Supplementary Figure 8 Verification of spherical cell shape before the cells enter the narrow channel. The plots summarize RT-DC data of (a) HL60 cells, (b) HL60 cells treated with 0.1 µm cytochalasin D, and (c) CD43 + cells derived from peripheral blood (PB-CD34 + ) cells inside the reservoir before entering the channel where the measurements were carried out. Flow rates were 0.04 µl/s (HL60) and 0.08 µl/s (PB-CD34 + ), respectively. Fitting log-normal distributions to the 1-dimensional projection of the deformation in all populations reveals a mode of 0.01 close to the theoretical expected value of 0 for an ideal sphere. Results for other cell types and conditions appearing in the main text were similar (data not shown).

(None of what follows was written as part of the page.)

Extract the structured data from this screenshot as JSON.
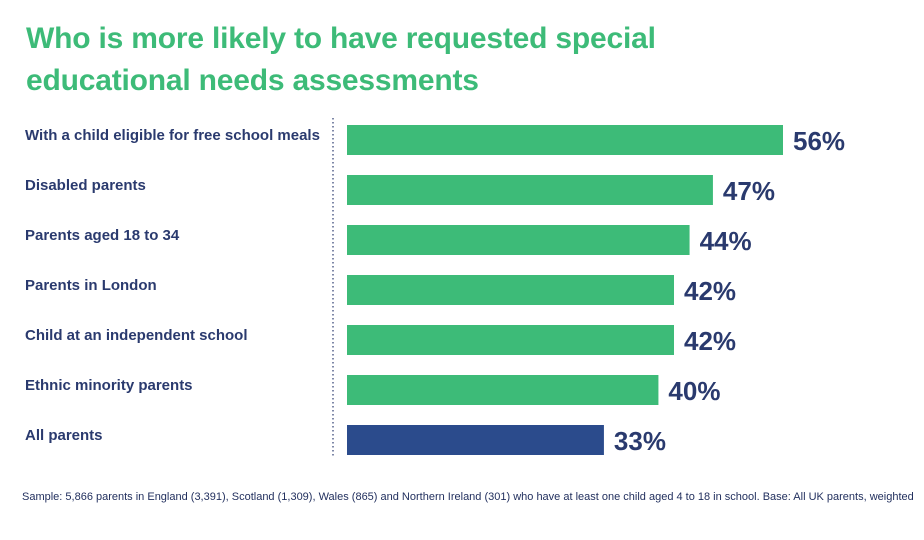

Supplementary Figure 9 Viability and rate of growth of HL60 cells after RT-DC analysis. Experiments were carried out using a 20 µm x 20 µm channel and a flow rate of 0.12 µl/s. (a) After cell recovery the viability of post RT- DC cells was determined using a standard Annexin V-FITC/PI FACS assay and compared to a control sample (b) (see Online Methods). The FACS scatter plots show that the relative number of necrotic / apoptotic cells in the control sample (3.07 %) is very close to the value after RT-DC measurement (3.89 %). The viability test in (a) and (b) shows results from one measurement, but was repeated three times (viability post RT-DC: 94 ± 1 % and viability control 97 ± 1%). (c) In parallel the rate of growth of post RT-DC HL60 cells was observed for 5 days and compared to a control sample. Viability tests using Trypan Blue (see Online Methods) after 6, 24, 48, 72, 96 and 120 hours reveal a viability of 98% (control) and 97% (post RT-DC).